Sami al-Haj, a Sudanese national, is 250 days into a hunger strike which he began in protest over his detention without charge or trial in January 2002. But British and American doctors, who have been given exclusive access to his interview notes, say there is very strong evidence that he has given up his fight for life, experiencing what doctors recognise as "passive suicide", a condition suffered by female victims of Darfur.

Dr Dan Creson, a US psychiatrist who has worked with the United Nations in Darfur, said Mr Haj was suffering from severe depression and may be deteriorating to the point of imminent death.
[...]
Mr Haj, 38, was sent on assignment by al-Jazeera television station to cover the war in Afghanistan in October 2001. The following month, after the fall of Kabul, Mr Haj left Afghanistan for Pakistan with the rest of his crew.

In early December, the crew were given visas to return to Afghanistan.

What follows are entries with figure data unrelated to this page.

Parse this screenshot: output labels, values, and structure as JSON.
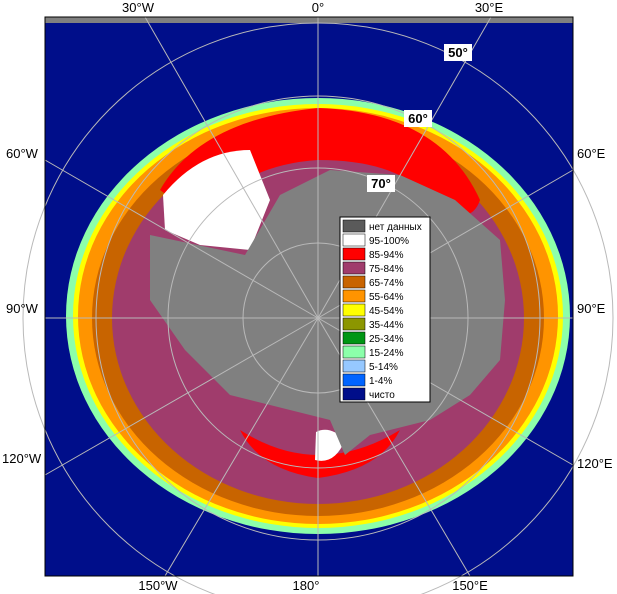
{
  "map": {
    "lon_labels": {
      "top_w30": "30°W",
      "top_0": "0°",
      "top_e30": "30°E",
      "left_60w": "60°W",
      "right_60e": "60°E",
      "left_90w": "90°W",
      "right_90e": "90°E",
      "left_120w": "120°W",
      "right_120e": "120°E",
      "bottom_150w": "150°W",
      "bottom_180": "180°",
      "bottom_150e": "150°E"
    },
    "lat_labels": {
      "lat50": "50°",
      "lat60": "60°",
      "lat70": "70°"
    },
    "colors": {
      "ocean": "#000e8a",
      "land": "#808080",
      "frame_top": "#808080",
      "grid": "#b9b9b9"
    }
  },
  "legend": {
    "items": [
      {
        "label": "нет данных",
        "color": "#5a5a5a"
      },
      {
        "label": "95-100%",
        "color": "#ffffff"
      },
      {
        "label": "85-94%",
        "color": "#ff0000"
      },
      {
        "label": "75-84%",
        "color": "#a03c6c"
      },
      {
        "label": "65-74%",
        "color": "#c86400"
      },
      {
        "label": "55-64%",
        "color": "#ff9400"
      },
      {
        "label": "45-54%",
        "color": "#ffff00"
      },
      {
        "label": "35-44%",
        "color": "#8c9600"
      },
      {
        "label": "25-34%",
        "color": "#009614"
      },
      {
        "label": "15-24%",
        "color": "#8cffaa"
      },
      {
        "label": "5-14%",
        "color": "#96c8ff"
      },
      {
        "label": "1-4%",
        "color": "#0064ff"
      },
      {
        "label": "чисто",
        "color": "#000e8a"
      }
    ]
  }
}
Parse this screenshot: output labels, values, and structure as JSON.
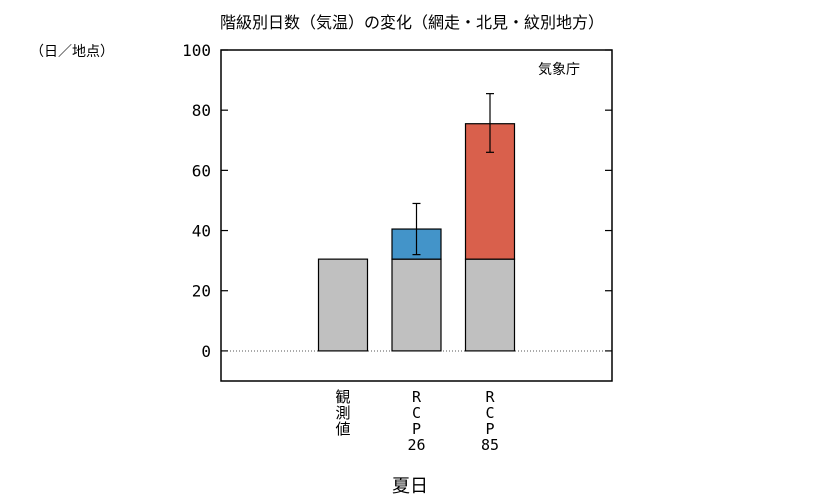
{
  "chart_data": {
    "type": "bar",
    "title": "階級別日数（気温）の変化（網走・北見・紋別地方）",
    "ylabel": "（日／地点）",
    "xlabel": "夏日",
    "source_note": "気象庁",
    "ylim": [
      -10,
      100
    ],
    "yticks": [
      0,
      20,
      40,
      60,
      80,
      100
    ],
    "zero_line": "dotted",
    "categories": [
      [
        "観",
        "測",
        "値"
      ],
      [
        "R",
        "C",
        "P",
        "26"
      ],
      [
        "R",
        "C",
        "P",
        "85"
      ]
    ],
    "series": [
      {
        "values": [
          30.5,
          30.5,
          30.5
        ],
        "color": "#c0c0c0"
      },
      {
        "values": [
          0,
          10,
          45
        ],
        "colors": [
          "#c0c0c0",
          "#4394c9",
          "#d9604c"
        ]
      }
    ],
    "error_bars": [
      null,
      {
        "low": 32,
        "high": 49
      },
      {
        "low": 66,
        "high": 85.5
      }
    ]
  }
}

But when Mr Haj tried to re-enter Afghanistan with his colleagues, he was arrested by the Pakistani authorities – apparently at the request of the US military.

He was imprisoned, handed over to the US authorities in January 2002, taken to the US military compound in Bagram, Afghanisatan, then Kandahar, and finally to Guantanamo in June 2002.

His lawyer, Clive Stafford Smith, of the human rights charity Reprieve, said his client had endured months of brutal force-feeding and lost nearly a fifth of his body weight during the hunger strike.

Mr Stafford Smith said: "The US military is rightly afraid of a fifth prisoner dying in their custody. But they wrongly respond by treating prisoners worse. Blankets and clothes are removed in case they are used to commit suicide. The harshest methods of forced feeding are deployed – Sami has suffered the feeding tube being forced down into his lungs by mistake several times."

I don't know that this story has been reported at all in the U.S. news media.

2 comments:

Anonymous said...

Thanks for this post.

The American Committee to Free Sami Al-Haj has just launched an online petition to the U.S. Congress demanding Sami’s release and an investigation of the Bush Administration’s campaign against Al Jazeera.

http://www.petitiononline.com/freesami/petition.html

Chief said...

Like anyone in the Bush Administration would really care if Sami al-Haj died.